Die Pandemie, ist sich Heilmaier sicher, habe ihre Spuren hinterlassen. Das sei auch beim „World Material Arts Comittee“ („WMAC“) in Wagrain deutlich geworden. „Im Gespräch mit anderen Kollegen wurde ersichtlich, dass nun eine neue Zeit angebrochen ist. Jedem hier hat der Kampfsport derart gefehlt - vor allem dem Nachwuchs, denn ab 14 Jahren wurde man bereits zu den Wettkämpfen zugelassen. Doch die Unsicherheit, was da noch kommen mag, schwingt nach wie vor mit.“

Trotzdem freut sich Heilmaier, dass die Karate-Saison nun wieder begonnen hat - und dass es für ihn persönlich nach eineinhalb Jahren Pause ohne fixes Training gleich wieder so gut geklappt hat in der Kategorie 50+. „Bis auf Kraftraining und Mitarbeit am Pferdehof meiner Frau war ich ziemlich aus der Übung. Trotz Konditionsrückstau habe ich die Vorrunden gut gemeistert. Dass ich es sogar ins Finale geschafft habe war eine große Freude.“

Doch im Finale warf den Sportler eine alte Verletzung an der Hand zurück. Er musste aufgeben, noch bevor der Wettkampf richtig begonnen hat. Das hat den Stephanskirchner den Sieg gekostet, der an Christian Steiner aus Österreich ging. Auch wenn es ihn kurz geärgert habe, dass er so „kampflos“ aufgeben habe müssen sei er „mehr als zufrieden“ mit dem Ergebnis, die WM für ihn ein „Erlebnis“ gewesen.
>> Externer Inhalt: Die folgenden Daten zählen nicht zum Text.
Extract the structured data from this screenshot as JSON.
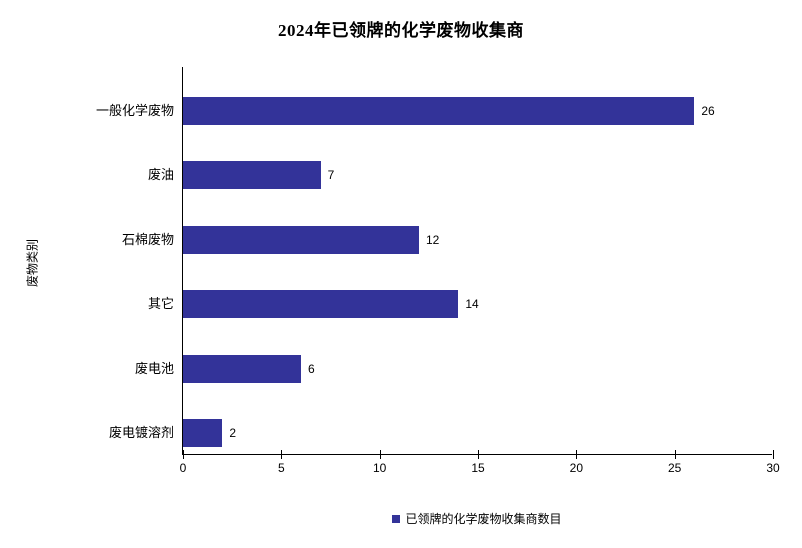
{
  "chart_data": {
    "type": "bar",
    "orientation": "horizontal",
    "title": "2024年已领牌的化学废物收集商",
    "y_axis_title": "废物类别",
    "categories": [
      "一般化学废物",
      "废油",
      "石棉废物",
      "其它",
      "废电池",
      "废电镀溶剂"
    ],
    "values": [
      26,
      7,
      12,
      14,
      6,
      2
    ],
    "series": [
      {
        "name": "已领牌的化学废物收集商数目",
        "values": [
          26,
          7,
          12,
          14,
          6,
          2
        ]
      }
    ],
    "xlim": [
      0,
      30
    ],
    "xticks": [
      0,
      5,
      10,
      15,
      20,
      25,
      30
    ],
    "grid": false,
    "legend_position": "bottom",
    "bar_color": "#333399",
    "axis_color": "#000000",
    "background_color": "#ffffff"
  },
  "legend": {
    "label": "已领牌的化学废物收集商数目"
  }
}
Ein wenig enttäuscht ob der Aufgabe wegen einer alten Handverletzung im Finale, aber dennoch glücklich über den Erfolg des zweiten Platzes im WMAC-Weltverband in Salzburg in der Kategorie Karate.

Die Silber-Medaille im WMAC-Weltverband in Salzburg reiht sich ein zu seinen Erfolgen als zweimaliger Weltmeister- und zweimaliger Vizeweltmeister-Titeln. Ans Aufhören denkt der 60-Jährige nicht: „So lange ich kann, mache ich weiter - das hält mich jung. Jetzt bin ich wieder auf den Geschmack gekommen.“ Sein nächstes Ziel ist die WM 2022 in Italien. Da hofft er auch wieder „alte Bekannte“ aus früheren Zeiten zu treffen.

Karateschule für Kinder in Bad Endorf musste Heilmaier coronabedingt aufgeben

Heilmaier wollte sein Wissen eigentlich an die Jugend weitergeben und vor der Pandemie eine Karateschule für Kinder in Bad Endorf etablieren. Doch die Schule, die im März 2020 eröffnet wurde, fiel Corona zum Opfer: „Vier Wochen nach der Eröffnung mussten wir zumachen, zwischen dem ersten und dem zweiten Lockdown lagen wenige Wochen, dann war wieder zu und von da an komplett. Schweren Herzens entschied ich mich für eine endgültige Schließung. Ein Teil der Schüler ist anderweitig in Rosenheim untergekommen, andere rufen heute noch an und fragen, ob sich wieder etwas tut.“

Überlegungen, einen Neuversuch zu starten, seien da, der Bedarf vorhanden und sportliche Betätigung sei gerade bei Heranwachsenden essentiell - vor allem für die Sechs- bis Zwölfjährigen. Konkrete Pläne aber gebe es noch nicht, das stehe alles noch in den Sternen.